UK jobs data is due at 7am on Tuesday. Although markets expect the unemployment rate to remain at 4.3%, an increase from 4.3% to 4.7% is anticipated for the year-over-year Average Earnings Index for the three months to October.
Wednesday’s UK Consumer Price Index is expected to show an uptick from 2.3% to 2.6%, likely driven by an increase in core goods prices. Bloomberg Economics expects inflation to remain above the Bank of England’s 2% target throughout 2025, supporting Andrew Bailey’s contention that four rate cuts may be necessary during the year.
The Bank of England is expected to hold rates at 4.75% in its meeting on Thursday. This is the final meeting of the year, and UK interest rates are in a very different position to what was forecast at the end of 2023. Although markets had priced in six interest rate cuts in 2024, we have seen only two materialise, one in August and one in November. This gradual approach to cutting rates has seen the GBP reportedly become the top-performing G10 currency of the year.
Friday’s UK retail sales are expected to show an increase of 0.5% compared to last month’s figure of -0.7%.
EUR
The European Central Bank’s President Christine Lagarde spoke on the ECB rate’s path this morning, following the central bank’s decision to cut interest rates by a further 25 basis points last week. Lagarde said, “After a lengthy period of restrictive policy, our confidence that we are seeing a timely return to target has increased.”
Since the ECB believes that current rates are still constricting economic activity, it is likely to continue to bring down interest rates throughout 2025. Echoing this view, markets are currently pricing in 100 basis points of cuts in the European Central Bank’s next four meetings. This would see the deposit facility rate decrease to 2% by June next year.
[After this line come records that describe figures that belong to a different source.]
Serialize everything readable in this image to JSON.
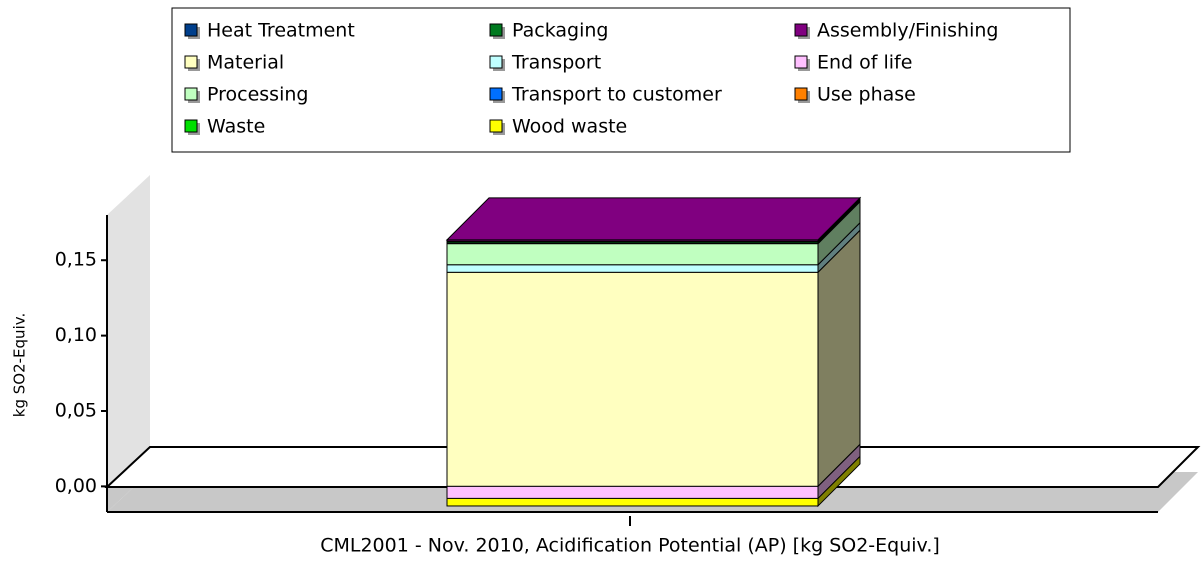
{
  "chart_data": {
    "type": "bar",
    "stacked": true,
    "y_label": "kg SO2-Equiv.",
    "categories": [
      "CML2001 - Nov. 2010, Acidification Potential (AP) [kg SO2-Equiv.]"
    ],
    "series": [
      {
        "name": "Heat Treatment",
        "color": "#003f8c",
        "values": [
          0.0005
        ]
      },
      {
        "name": "Packaging",
        "color": "#007a1f",
        "values": [
          0.001
        ]
      },
      {
        "name": "Assembly/Finishing",
        "color": "#800080",
        "values": [
          0.001
        ]
      },
      {
        "name": "Material",
        "color": "#ffffc0",
        "values": [
          0.142
        ]
      },
      {
        "name": "Transport",
        "color": "#c0ffff",
        "values": [
          0.005
        ]
      },
      {
        "name": "End of life",
        "color": "#ffc0ff",
        "values": [
          -0.008
        ]
      },
      {
        "name": "Processing",
        "color": "#c0ffc0",
        "values": [
          0.014
        ]
      },
      {
        "name": "Transport to customer",
        "color": "#0070ff",
        "values": [
          0
        ]
      },
      {
        "name": "Use phase",
        "color": "#ff8000",
        "values": [
          0
        ]
      },
      {
        "name": "Waste",
        "color": "#00e000",
        "values": [
          0
        ]
      },
      {
        "name": "Wood waste",
        "color": "#ffff00",
        "values": [
          -0.005
        ]
      }
    ],
    "ylim": [
      -0.017,
      0.18
    ],
    "yticks": [
      {
        "value": 0,
        "label": "0,00"
      },
      {
        "value": 0.05,
        "label": "0,05"
      },
      {
        "value": 0.1,
        "label": "0,10"
      },
      {
        "value": 0.15,
        "label": "0,15"
      }
    ],
    "legend": "top"
  }
}
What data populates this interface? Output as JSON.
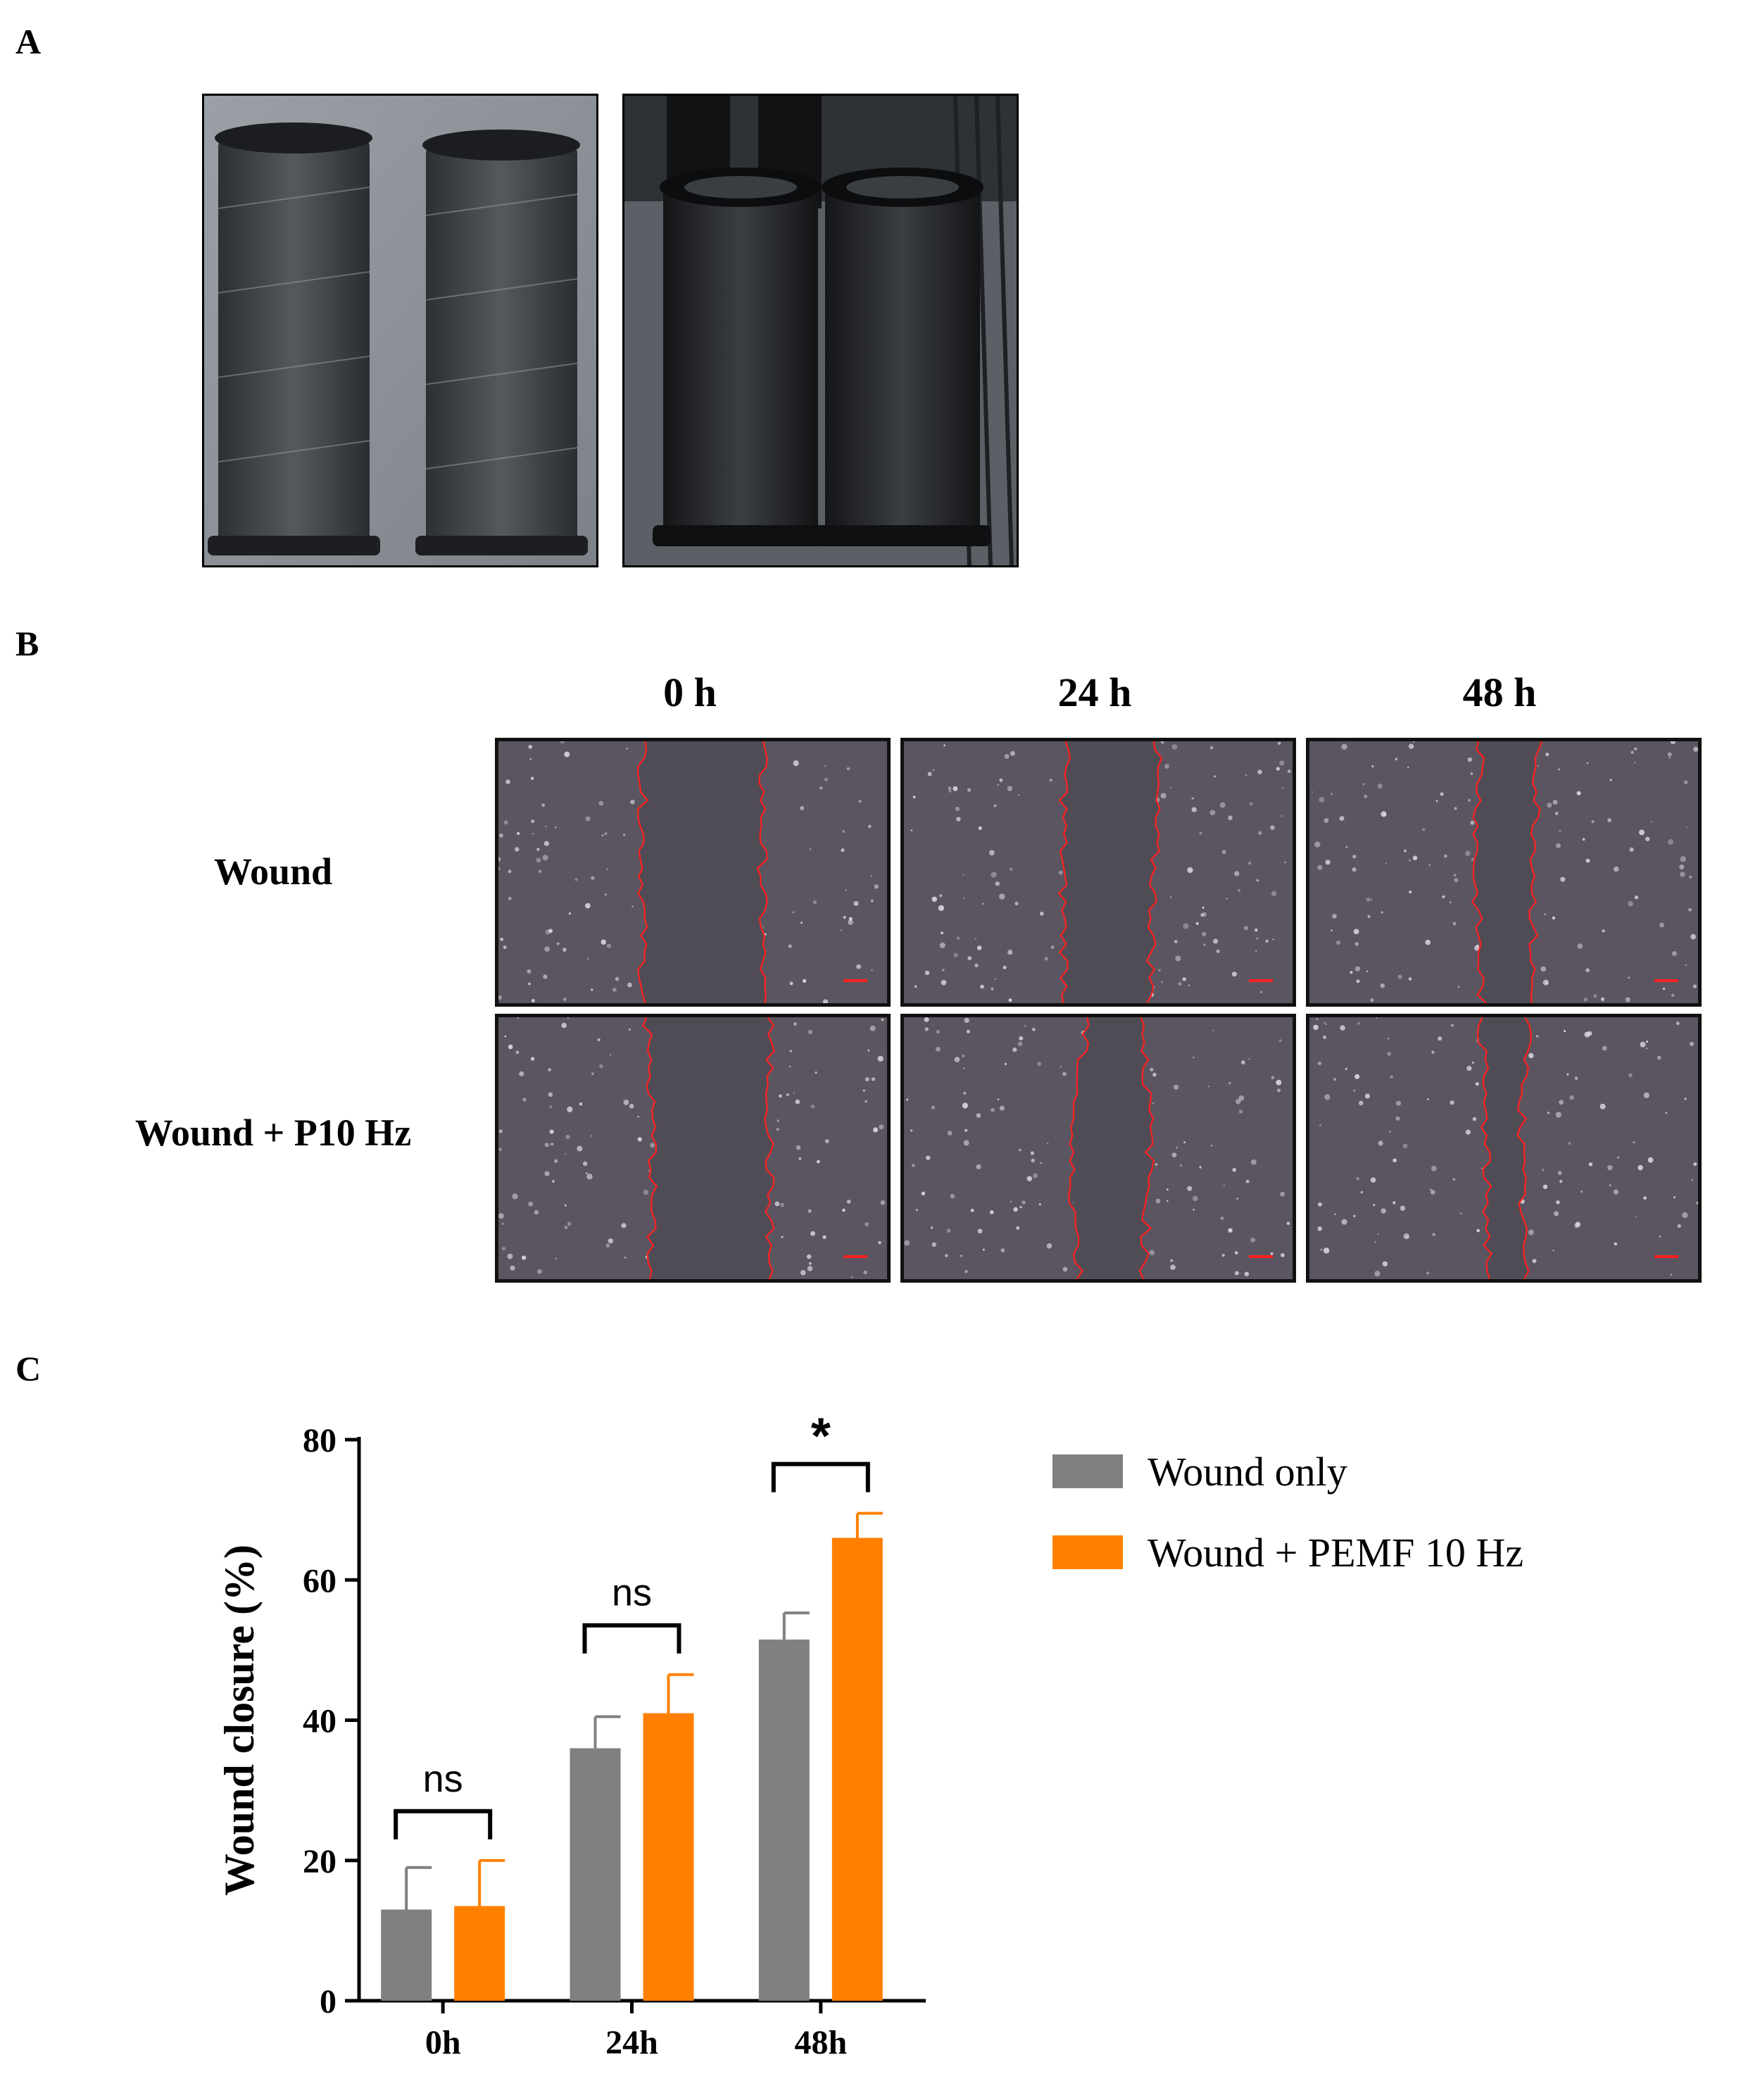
{
  "panels": {
    "a": "A",
    "b": "B",
    "c": "C"
  },
  "micrograph_grid": {
    "columns": [
      "0 h",
      "24 h",
      "48 h"
    ],
    "rows": [
      "Wound",
      "Wound + P10 Hz"
    ]
  },
  "chart_data": {
    "type": "bar",
    "categories": [
      "0h",
      "24h",
      "48h"
    ],
    "series": [
      {
        "name": "Wound only",
        "color": "#808080",
        "values": [
          13,
          36,
          51.5
        ],
        "errors": [
          6,
          4.5,
          3.8
        ]
      },
      {
        "name": "Wound + PEMF 10 Hz",
        "color": "#ff8000",
        "values": [
          13.5,
          41,
          66
        ],
        "errors": [
          6.5,
          5.5,
          3.5
        ]
      }
    ],
    "ylabel": "Wound closure (%)",
    "ylim": [
      0,
      80
    ],
    "yticks": [
      0,
      20,
      40,
      60,
      80
    ],
    "significance": [
      "ns",
      "ns",
      "*"
    ],
    "legend_position": "top-right"
  },
  "colors": {
    "trace": "#ff2020",
    "micro_bg": "#5a5560",
    "photo_bg": "#8a8e94"
  }
}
PMIs for the Eurozone were released this morning, with Manufacturing staying in line with last month’s figure at 45.2 and Services showing expansion again at 51.4 after falling below 50 last month.
Tuesday morning sees the release of the German IFo Business Climate index data, with the German ZEW Economic Sentiment made available an hour later. The Eurozone Final CPI year-over-year is expected to remain unchanged at 2.3% when it is released on Wednesday.
USD
US PMIs were released this afternoon. Although Manufacturing is still showing a slight contraction while Services continue to expand, figures for both sectors were marginally lower than last month. Tuesday will see the release of US retail sales, which are anticipated to rise by 0.6%, driven mostly by increased vehicle sales.
At its meeting on Wednesday, the Federal Reserve is expected to cut rates by 25 basis points. Markets have priced in this cut at a 93% chance, so market participant will be concentrating on Jerome Powell’s comments at the post-meeting press conference.
The quarterly FOMC Economic Projections will also be released on Wednesday, including forecasts for future interest rate paths and economic and inflation projections. Given the expectation that Trump’s policies could be inflationary, markets expect this week’s rate cut to be followed by holds at subsequent FOMC meetings. Current Bloomberg expectations are that FOMC participants will revise their inflation expectations upwards, and unemployment downwards, supporting a slower approach to its monetary policy easing.
The final GDP quarter-over-quarter is anticipated to remain at 2.8% on Thursday, with Unemployment Claims expected to come in around last month’s figure at 245,000. On Friday, November’s Core PCE Price Index will be released month-over-month. This serves as the Fed’s primary inflation measure, and is expected to fall slightly to 0.2%.
This commentary does not constitute financial advice. All rates are sourced from Bloomberg and forecasts are taken from Forex Factory.